Leo Clubs have been around since 1957, when a Lions Club member in Pennsylvania who was also a baseball coach helped draft a charter for the organization’s first youth branch. The club name is an acronym for Leadership, Experience and Opportunity.

Ms. Stumpf joined the Leos as a ninth-grader after hearing about the club from her cousin, Steve Sweeney, who was its first president.

Mattituck resident and Lions Club member Art Tillman helped to organize the club while working as a substitute teacher at Mattituck High School. He still serves as the club’s adviser.

Mr. Tillman remembers the group’s first project: purchasing pine saplings from the state Department of Environmental Conservation and raising them at Harbes Family Farm until they grew big enough to sell as a fundraiser. Late last year, the group raised $2,000 for a woman diagnosed with breast cancer whose insurance wouldn’t cover the cost of chemotherapy. Mr. Tillman said the woman is now in remission.

“Over the years, we’ve raised $20,000 and given it away to local needy families and international charities,” said Mr. Tillman. “The L in Leo means leadership, so I let them call the meetings and come up with ideas. I ask kids at meetings, ‘Do you know anyone in need?’
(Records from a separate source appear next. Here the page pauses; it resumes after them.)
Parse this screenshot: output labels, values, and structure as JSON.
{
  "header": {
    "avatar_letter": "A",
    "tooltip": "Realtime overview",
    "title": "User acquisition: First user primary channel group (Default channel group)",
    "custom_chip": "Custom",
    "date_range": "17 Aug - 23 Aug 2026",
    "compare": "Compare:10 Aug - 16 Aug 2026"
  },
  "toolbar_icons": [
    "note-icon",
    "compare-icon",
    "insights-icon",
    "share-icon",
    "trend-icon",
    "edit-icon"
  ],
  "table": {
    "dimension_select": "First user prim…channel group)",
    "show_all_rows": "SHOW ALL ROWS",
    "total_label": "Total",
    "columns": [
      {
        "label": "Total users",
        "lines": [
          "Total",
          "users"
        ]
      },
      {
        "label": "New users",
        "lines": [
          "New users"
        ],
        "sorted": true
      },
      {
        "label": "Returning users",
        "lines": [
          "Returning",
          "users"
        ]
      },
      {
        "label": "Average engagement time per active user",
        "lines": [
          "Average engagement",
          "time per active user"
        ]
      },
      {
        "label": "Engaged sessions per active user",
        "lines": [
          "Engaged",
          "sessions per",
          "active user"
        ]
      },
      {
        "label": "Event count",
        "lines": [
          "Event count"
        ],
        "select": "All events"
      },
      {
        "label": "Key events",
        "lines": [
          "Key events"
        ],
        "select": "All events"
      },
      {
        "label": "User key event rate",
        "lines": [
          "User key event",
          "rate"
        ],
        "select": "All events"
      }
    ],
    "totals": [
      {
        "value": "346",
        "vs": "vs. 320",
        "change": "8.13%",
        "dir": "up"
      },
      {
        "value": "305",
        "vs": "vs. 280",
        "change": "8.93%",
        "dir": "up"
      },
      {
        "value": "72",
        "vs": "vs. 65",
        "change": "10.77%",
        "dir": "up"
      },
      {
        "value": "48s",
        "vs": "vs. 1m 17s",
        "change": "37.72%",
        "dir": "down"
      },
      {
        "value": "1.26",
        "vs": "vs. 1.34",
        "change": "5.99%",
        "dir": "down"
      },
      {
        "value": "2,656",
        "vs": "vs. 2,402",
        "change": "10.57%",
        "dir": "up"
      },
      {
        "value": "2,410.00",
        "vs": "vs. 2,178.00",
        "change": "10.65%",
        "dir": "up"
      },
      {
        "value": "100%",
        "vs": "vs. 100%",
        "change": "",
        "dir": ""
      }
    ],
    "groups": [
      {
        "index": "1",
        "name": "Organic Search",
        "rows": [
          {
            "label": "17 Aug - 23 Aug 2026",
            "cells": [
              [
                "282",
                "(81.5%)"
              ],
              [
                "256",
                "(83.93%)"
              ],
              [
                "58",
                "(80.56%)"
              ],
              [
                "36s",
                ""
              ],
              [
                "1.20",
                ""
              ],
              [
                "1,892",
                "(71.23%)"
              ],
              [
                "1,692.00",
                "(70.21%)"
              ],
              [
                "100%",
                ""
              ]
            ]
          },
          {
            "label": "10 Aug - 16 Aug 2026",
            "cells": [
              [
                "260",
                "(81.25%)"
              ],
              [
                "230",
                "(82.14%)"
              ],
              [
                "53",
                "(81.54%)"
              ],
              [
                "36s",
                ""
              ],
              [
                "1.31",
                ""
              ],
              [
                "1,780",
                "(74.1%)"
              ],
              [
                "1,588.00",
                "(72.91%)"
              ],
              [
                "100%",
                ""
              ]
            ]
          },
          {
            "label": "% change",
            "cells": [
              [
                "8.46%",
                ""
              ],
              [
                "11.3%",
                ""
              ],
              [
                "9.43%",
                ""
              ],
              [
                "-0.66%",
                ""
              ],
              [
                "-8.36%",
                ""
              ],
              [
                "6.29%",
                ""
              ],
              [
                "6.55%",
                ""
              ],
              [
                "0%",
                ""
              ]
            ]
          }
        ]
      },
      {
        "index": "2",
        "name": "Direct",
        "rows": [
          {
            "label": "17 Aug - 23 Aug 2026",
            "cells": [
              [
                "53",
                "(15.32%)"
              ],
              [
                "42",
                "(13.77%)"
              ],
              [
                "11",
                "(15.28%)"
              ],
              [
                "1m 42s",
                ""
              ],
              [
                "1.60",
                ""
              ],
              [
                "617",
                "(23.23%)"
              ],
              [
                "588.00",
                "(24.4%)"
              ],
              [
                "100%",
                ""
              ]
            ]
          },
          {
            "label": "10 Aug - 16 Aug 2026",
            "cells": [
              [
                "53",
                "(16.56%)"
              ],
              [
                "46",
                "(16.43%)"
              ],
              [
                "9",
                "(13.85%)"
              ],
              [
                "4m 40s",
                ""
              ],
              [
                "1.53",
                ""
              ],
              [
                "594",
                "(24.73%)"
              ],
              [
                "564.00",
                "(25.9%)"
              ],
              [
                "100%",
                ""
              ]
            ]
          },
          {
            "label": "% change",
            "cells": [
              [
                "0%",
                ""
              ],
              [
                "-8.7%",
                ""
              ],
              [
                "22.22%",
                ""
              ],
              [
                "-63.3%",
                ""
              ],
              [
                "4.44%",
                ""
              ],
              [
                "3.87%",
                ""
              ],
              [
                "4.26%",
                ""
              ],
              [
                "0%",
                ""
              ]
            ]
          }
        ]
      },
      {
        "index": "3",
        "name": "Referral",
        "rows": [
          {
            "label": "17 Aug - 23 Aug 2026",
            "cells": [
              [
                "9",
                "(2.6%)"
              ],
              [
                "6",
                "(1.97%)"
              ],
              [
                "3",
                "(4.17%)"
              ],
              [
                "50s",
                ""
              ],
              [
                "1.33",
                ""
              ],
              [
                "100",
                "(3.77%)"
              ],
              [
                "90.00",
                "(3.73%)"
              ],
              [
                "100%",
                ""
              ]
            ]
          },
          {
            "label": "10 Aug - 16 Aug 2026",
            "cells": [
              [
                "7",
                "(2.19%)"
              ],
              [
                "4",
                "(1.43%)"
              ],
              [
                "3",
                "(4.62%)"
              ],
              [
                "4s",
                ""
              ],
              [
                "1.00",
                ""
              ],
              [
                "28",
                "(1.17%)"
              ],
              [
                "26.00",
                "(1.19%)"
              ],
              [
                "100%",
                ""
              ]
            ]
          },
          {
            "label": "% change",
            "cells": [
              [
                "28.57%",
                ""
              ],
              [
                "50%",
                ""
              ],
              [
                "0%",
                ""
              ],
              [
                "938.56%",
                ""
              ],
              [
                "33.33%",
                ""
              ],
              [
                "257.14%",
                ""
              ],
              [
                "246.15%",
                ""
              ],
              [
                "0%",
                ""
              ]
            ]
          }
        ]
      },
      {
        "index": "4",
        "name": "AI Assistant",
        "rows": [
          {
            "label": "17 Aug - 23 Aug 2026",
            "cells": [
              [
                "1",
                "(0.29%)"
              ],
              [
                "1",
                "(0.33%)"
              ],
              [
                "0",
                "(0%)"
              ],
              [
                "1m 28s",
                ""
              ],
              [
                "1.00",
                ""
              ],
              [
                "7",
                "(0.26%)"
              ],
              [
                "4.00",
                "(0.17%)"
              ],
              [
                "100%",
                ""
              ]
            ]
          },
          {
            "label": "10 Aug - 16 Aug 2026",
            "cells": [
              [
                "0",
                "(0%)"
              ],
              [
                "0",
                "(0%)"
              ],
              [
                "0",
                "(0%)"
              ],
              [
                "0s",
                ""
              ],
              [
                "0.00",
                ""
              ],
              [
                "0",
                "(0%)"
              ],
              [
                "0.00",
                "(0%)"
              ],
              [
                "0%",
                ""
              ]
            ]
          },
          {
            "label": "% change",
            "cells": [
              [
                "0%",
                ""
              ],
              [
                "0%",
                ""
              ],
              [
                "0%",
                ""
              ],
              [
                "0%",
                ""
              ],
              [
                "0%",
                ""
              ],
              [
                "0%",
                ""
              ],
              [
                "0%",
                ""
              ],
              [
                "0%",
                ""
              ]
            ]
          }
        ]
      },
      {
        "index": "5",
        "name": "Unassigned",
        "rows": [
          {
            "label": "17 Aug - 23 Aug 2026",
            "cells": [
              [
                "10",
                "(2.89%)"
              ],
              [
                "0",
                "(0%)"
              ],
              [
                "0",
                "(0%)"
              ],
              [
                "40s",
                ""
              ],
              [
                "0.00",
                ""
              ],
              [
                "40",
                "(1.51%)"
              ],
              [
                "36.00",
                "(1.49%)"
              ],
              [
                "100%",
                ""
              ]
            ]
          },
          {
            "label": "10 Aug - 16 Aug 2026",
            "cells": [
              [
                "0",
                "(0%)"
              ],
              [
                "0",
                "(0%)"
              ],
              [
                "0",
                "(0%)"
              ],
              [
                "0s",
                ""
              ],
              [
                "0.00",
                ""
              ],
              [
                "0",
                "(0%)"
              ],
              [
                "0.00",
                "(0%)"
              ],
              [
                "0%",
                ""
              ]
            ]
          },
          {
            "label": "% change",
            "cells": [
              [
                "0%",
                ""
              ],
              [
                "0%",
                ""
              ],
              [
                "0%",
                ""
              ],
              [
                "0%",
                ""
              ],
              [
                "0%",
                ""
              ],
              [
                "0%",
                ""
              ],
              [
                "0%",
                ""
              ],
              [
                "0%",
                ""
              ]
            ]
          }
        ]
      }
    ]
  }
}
“Our kids are really able to put together terrific résumés for college. They’re looking for students who’ve done community activities and, boy, do we provide them,” he said.

Ms. Stumpf agrees. “The best thing is helping everyone out,” she said. “Right now we’re organizing a car wash for the Relay for Life. We plan to have a team [in the relay] this year to show everyone in the community what we’re doing and what the Leo Club is. We’re doing amazing things.”